Because a throw statement unconditionally transfers control elsewhere, the end point of a throw statement is never reachable.

When an exception is thrown, control is transferred to the first catch clause in an enclosing try statement that can handle the exception. The process that takes place from the point of the exception being thrown to the point of transferring control to a suitable exception handler is known as exception propagation. Propagation of an exception consists of repeatedly evaluating the following steps until a catch clause that matches the exception is found. In this description, the throw point is initially the location at which the exception is thrown.

In the current function member, each try statement that encloses the throw point is examined. For each statement S, starting with the innermost try statement and ending with the outermost try statement, the following steps are evaluated:

If the try block of S encloses the throw point and if S has one or more catch clauses, the catch clauses are examined in order of appearance to locate a suitable handler for the exception. The first catch clause that specifies the exception type or a base type of the exception type is considered a match. A general catch clause (8.10) is considered a match for any exception type. If a matching catch clause is located, the exception propagation is completed by transferring control to the block of that catch clause.

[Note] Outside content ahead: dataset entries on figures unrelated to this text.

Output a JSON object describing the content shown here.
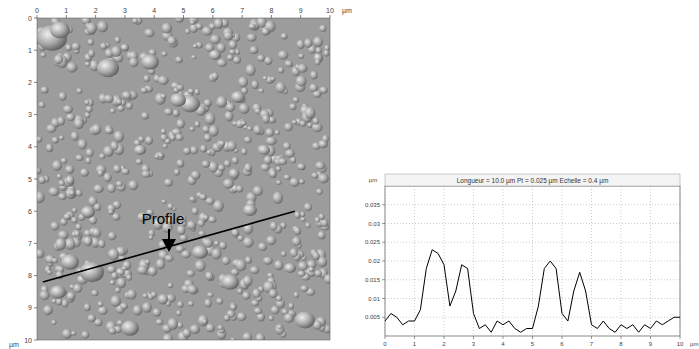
{
  "chart_data": [
    {
      "type": "image",
      "x_label": "µm",
      "y_label": "µm",
      "xlim": [
        0,
        10
      ],
      "ylim": [
        0,
        10
      ],
      "xticks": [
        0,
        1,
        2,
        3,
        4,
        5,
        6,
        7,
        8,
        9,
        10
      ],
      "yticks": [
        0,
        1,
        2,
        3,
        4,
        5,
        6,
        7,
        8,
        9,
        10
      ],
      "profile_line": {
        "x": [
          0.2,
          8.8
        ],
        "y": [
          8.2,
          6.0
        ]
      },
      "annotations": [
        {
          "text": "Profile",
          "x": 4.3,
          "y": 6.4
        }
      ]
    },
    {
      "type": "line",
      "title": "Longueur = 10.0 µm  Pt = 0.025 µm  Echelle = 0.4 µm",
      "y_label": "µm",
      "x_label": "µm",
      "xlim": [
        0,
        10
      ],
      "ylim": [
        0,
        0.04
      ],
      "xticks": [
        0,
        1,
        2,
        3,
        4,
        5,
        6,
        7,
        8,
        9,
        10
      ],
      "yticks": [
        0.005,
        0.01,
        0.015,
        0.02,
        0.025,
        0.03,
        0.035
      ],
      "grid": true,
      "color": "#000000",
      "x": [
        0,
        0.2,
        0.4,
        0.6,
        0.8,
        1.0,
        1.2,
        1.4,
        1.6,
        1.8,
        2.0,
        2.2,
        2.4,
        2.6,
        2.8,
        3.0,
        3.2,
        3.4,
        3.6,
        3.8,
        4.0,
        4.2,
        4.4,
        4.6,
        4.8,
        5.0,
        5.2,
        5.4,
        5.6,
        5.8,
        6.0,
        6.2,
        6.4,
        6.6,
        6.8,
        7.0,
        7.2,
        7.4,
        7.6,
        7.8,
        8.0,
        8.2,
        8.4,
        8.6,
        8.8,
        9.0,
        9.2,
        9.4,
        9.6,
        9.8,
        10.0
      ],
      "values": [
        0.004,
        0.006,
        0.005,
        0.003,
        0.004,
        0.004,
        0.007,
        0.018,
        0.023,
        0.022,
        0.019,
        0.008,
        0.012,
        0.019,
        0.018,
        0.006,
        0.002,
        0.003,
        0.001,
        0.004,
        0.003,
        0.004,
        0.002,
        0.001,
        0.002,
        0.002,
        0.008,
        0.018,
        0.02,
        0.018,
        0.006,
        0.004,
        0.012,
        0.017,
        0.012,
        0.003,
        0.002,
        0.004,
        0.002,
        0.001,
        0.003,
        0.002,
        0.003,
        0.001,
        0.003,
        0.002,
        0.004,
        0.003,
        0.004,
        0.005,
        0.005
      ]
    }
  ]
}
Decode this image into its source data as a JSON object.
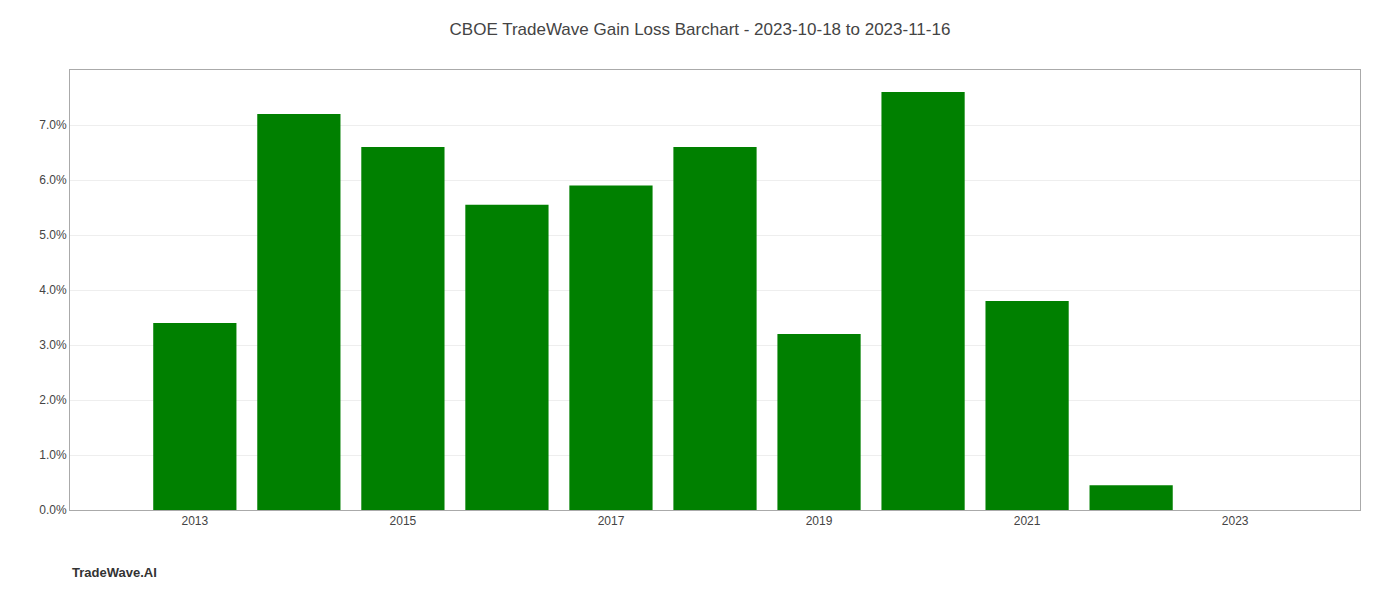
{
  "chart_data": {
    "type": "bar",
    "title": "CBOE TradeWave Gain Loss Barchart - 2023-10-18 to 2023-11-16",
    "annotations": [
      "TradeWave.AI"
    ],
    "x": [
      2013,
      2014,
      2015,
      2016,
      2017,
      2018,
      2019,
      2020,
      2021,
      2022,
      2023
    ],
    "values": [
      0.034,
      0.072,
      0.066,
      0.0555,
      0.059,
      0.066,
      0.032,
      0.076,
      0.038,
      0.0045,
      0.0
    ],
    "color": "#008000",
    "xlim": [
      2011.8,
      2024.2
    ],
    "xticks": [
      2013,
      2015,
      2017,
      2019,
      2021,
      2023
    ],
    "ylim": [
      0,
      0.08
    ],
    "yticks": [
      {
        "value": 0.0,
        "label": "0.0%"
      },
      {
        "value": 0.01,
        "label": "1.0%"
      },
      {
        "value": 0.02,
        "label": "2.0%"
      },
      {
        "value": 0.03,
        "label": "3.0%"
      },
      {
        "value": 0.04,
        "label": "4.0%"
      },
      {
        "value": 0.05,
        "label": "5.0%"
      },
      {
        "value": 0.06,
        "label": "6.0%"
      },
      {
        "value": 0.07,
        "label": "7.0%"
      }
    ],
    "grid": true
  }
}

Otherwise, if the try block or a catch block of S encloses the throw point and if S has a finally block, control is transferred to the finally block. If the finally block throws another exception, processing of the current exception is terminated. Otherwise, when control reaches the end point of the finally block, processing of the current exception is continued.

If an exception handler was not located in the current function member invocation, the function member invocation is terminated. The steps above are then repeated for the caller of the function member with a throw point corresponding to the statement from which the function member was invoked.

If the exception processing terminates all function member invocations in the current thread, indicating that the thread has no handler for the exception, then the thread is itself terminated. The impact of such termination is implementation-defined.